Nightingale sings at dawn.
He stared out at the void, thinking about dark eyes in the snow. About a girl who'd pressed a gun to his ribs and whispered about being trapped. About trust and courage and the weight of someone else's life in your hands.
Somewhere out there, beyond the asteroid belt and the cold between worlds, Luca was exploring an alien star system. Making history while following his own path.
And somewhere on Earth, in the frozen wastes of the Urals, Anastasia was running out of time.
Matteo pulled up his squad's roster. Echo Team. Five people he trusted with his life, who'd followed him through portal runs and combat zones. Who'd signed up for adventure, not corporate politics and family drama.

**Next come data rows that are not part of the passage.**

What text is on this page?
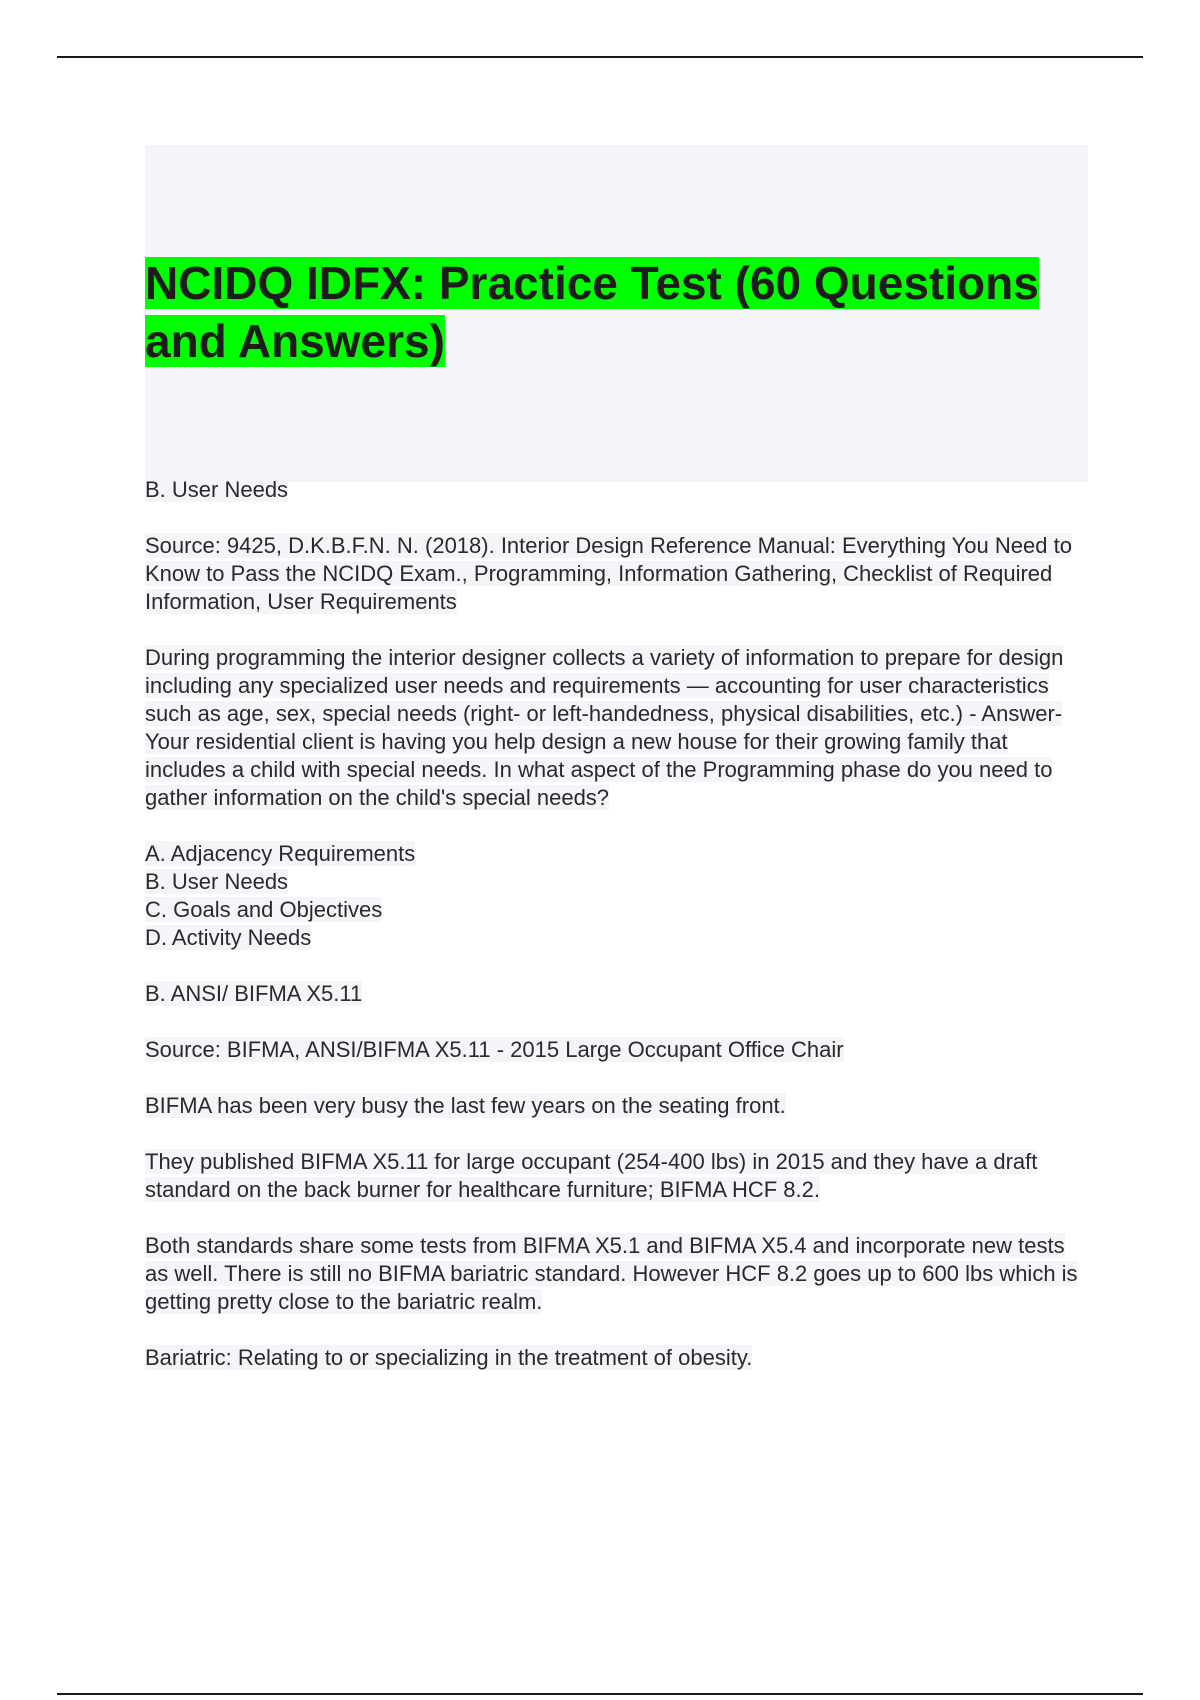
NCIDQ IDFX: Practice Test (60 Questions and Answers)

B. User Needs

Source: 9425, D.K.B.F.N. N. (2018). Interior Design Reference Manual: Everything You Need to Know to Pass the NCIDQ Exam., Programming, Information Gathering, Checklist of Required Information, User Requirements

During programming the interior designer collects a variety of information to prepare for design including any specialized user needs and requirements — accounting for user characteristics such as age, sex, special needs (right- or left-handedness, physical disabilities, etc.) - Answer- Your residential client is having you help design a new house for their growing family that includes a child with special needs. In what aspect of the Programming phase do you need to gather information on the child's special needs?

A. Adjacency Requirements
B. User Needs
C. Goals and Objectives
D. Activity Needs

B. ANSI/ BIFMA X5.11

Source: BIFMA, ANSI/BIFMA X5.11 - 2015 Large Occupant Office Chair

BIFMA has been very busy the last few years on the seating front.

They published BIFMA X5.11 for large occupant (254-400 lbs) in 2015 and they have a draft standard on the back burner for healthcare furniture; BIFMA HCF 8.2.

Both standards share some tests from BIFMA X5.1 and BIFMA X5.4 and incorporate new tests as well. There is still no BIFMA bariatric standard. However HCF 8.2 goes up to 600 lbs which is getting pretty close to the bariatric realm.

Bariatric: Relating to or specializing in the treatment of obesity.
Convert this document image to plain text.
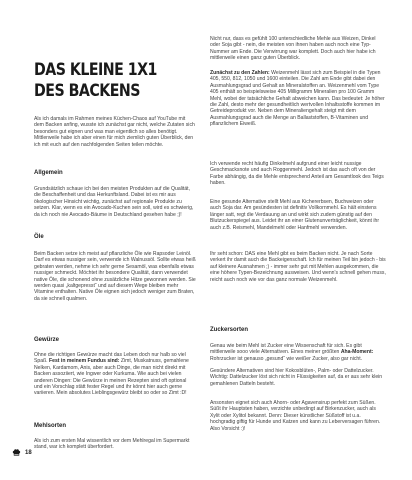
DAS KLEINE 1X1
DES BACKENS

Als ich damals im Rahmen meines Küchen-Chaos auf YouTube mit dem Backen anfing, wusste ich zunächst gar nicht, welche Zutaten sich besonders gut eignen und was man eigentlich so alles benötigt. Mittlerweile habe ich aber einen für mich ziemlich guten Überblick, den ich mit euch auf den nachfolgenden Seiten teilen möchte.

Allgemein

Grundsätzlich schaue ich bei den meisten Produkten auf die Qualität, die Beschaffenheit und das Herkunftsland. Dabei ist es mir aus ökologischer Hinsicht wichtig, zunächst auf regionale Produkte zu setzen. Klar, wenn es ein Avocado-Kuchen sein soll, wird es schwierig, da ich noch nie Avocado-Bäume in Deutschland gesehen habe ;)!

Öle

Beim Backen setze ich meist auf pflanzliche Öle wie Rapsoder Leinöl. Darf es etwas nussiger sein, verwende ich Walnussöl. Sollte etwas heiß gebraten werden, nehme ich sehr gerne Sesamöl, was ebenfalls etwas nussiger schmeckt. Möchtet ihr besondere Qualität, dann verwendet native Öle, die schonend ohne zusätzliche Hitze gewonnen werden. Sie werden quasi „kaltgepresst“ und auf diesem Wege bleiben mehr Vitamine enthalten. Native Öle eignen sich jedoch weniger zum Braten, da sie schnell qualmen.

Gewürze

Ohne die richtigen Gewürze macht das Leben doch nur halb so viel Spaß. Fest in meinem Fundus sind: Zimt, Muskatnuss, gemahlene Nelken, Kardamom, Anis, aber auch Dinge, die man nicht direkt mit Backen assoziiert, wie Ingwer oder Kurkuma. Wie auch bei vielen anderen Dingen: Die Gewürze in meinen Rezepten sind oft optional und ein Vorschlag stätt fester Regel und ihr könnt hier auch gerne variieren. Mein absolutes Lieblingsgewürz bleibt so oder so Zimt :D!

Mehlsorten

Als ich zum ersten Mal wissentlich vor dem Mehlregal im Supermarkt stand, war ich komplett überfordert.

Nicht nur, dass es gefühlt 100 unterschiedliche Mehle aus Weizen, Dinkel oder Soja gibt - nein, die meisten von ihnen haben auch noch eine Typ-Nummer am Ende. Die Verwirrung war komplett. Doch auch hier habe ich mittlerweile einen ganz guten Überblick.

Zunächst zu den Zahlen: Weizenmehl lässt sich zum Beispiel in die Typen 405, 550, 812, 1050 und 1600 einteilen. Die Zahl am Ende gibt dabei den Ausmahlungsgrad und Gehalt an Mineralstoffen an. Weizenmehl vom Type 405 enthält so beispielsweise 405 Milligramm Mineralien pro 100 Gramm Mehl, wobei der tatsächliche Gehalt abweichen kann. Das bedeutet: Je höher die Zahl, desto mehr der gesundheitlich wertvollen Inhaltsstoffe kommen im Getreideprodukt vor. Neben dem Mineraliengehalt steigt mit dem Ausmahlungsgrad auch die Menge an Ballaststoffen, B-Vitaminen und pflanzlichem Eiweiß.

Ich verwende recht häufig Dinkelmehl aufgrund einer leicht nussige Geschmacksnote und auch Roggenmehl. Jedoch ist das auch oft von der Farbe abhängig, da die Mehle entsprechend Anteil am Gesamtlook des Teigs haben.

Eine gesunde Alternative stellt Mehl aus Kichererbsen, Buchweizen oder auch Soja dar. Am gesündesten ist definitiv Vollkornmehl. Es hält einstens länger satt, regt die Verdauung an und wirkt sich zudem günstig auf den Blutzuckerspiegel aus. Leidet ihr an einer Glutenunverträglichkeit, könnt ihr auch z.B. Reismehl, Mandelmehl oder Hanfmehl verwenden.

Ihr seht schon: DAS eine Mehl gibt es beim Backen nicht. Je nach Sorte verkert ihr damit auch die Backeigenschaft. Ich für meinen Teil bin jedoch - bis auf kleinere Ausnahmen ;) - immer sehr gut mit Mehlen ausgekommen, die eine höhere Typen-Bezeichnung ausweisen. Und wenn's schnell gehen muss, reicht auch noch wie vor das ganz normale Weizenmehl.

Zuckersorten

Genau wie beim Mehl ist Zucker eine Wissenschaft für sich. Es gibt mittlerweile sooo viele Alternativen. Eines meiner größten Aha-Moment: Rohrzucker ist genauso „gesund“ wie weißer Zucker, also gar nicht.

Gesündere Alternativen sind hier Kokosblüten-, Palm- oder Dattelzucker. Wichtig: Dattelzucker löst sich nicht in Flüssigkeiten auf, da er aus sehr klein gemahlenen Datteln besteht.

Ansonsten eignet sich auch Ahorn- oder Agavensirup perfekt zum Süßen. Süßt ihr Hauptsten haben, verzichte unbedingt auf Birkenzucker, auch als Xylit oder Xylitol bekannt. Denn: Dieser künstlicher Süßstoff ist u.a. hochgradig giftig für Hunde und Katzen und kann zu Leberversagen führen. Also Vorsicht :)!

18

But who'd also understand what it meant to not abandon someone who'd reached out for help.
His finger hovered over Evan's contact. Then Sarah's. Then Jules's.
Dawn was coming to the Ural Mountains. Anastasia was running out of time.
And his father needed time to think.
Matteo thought about snowflakes in dark hair. About a smile that was real and scared and beautiful all at once. About the kind of person he wanted to be when the chips were down.
"Fuck it," he whispered, and started typing.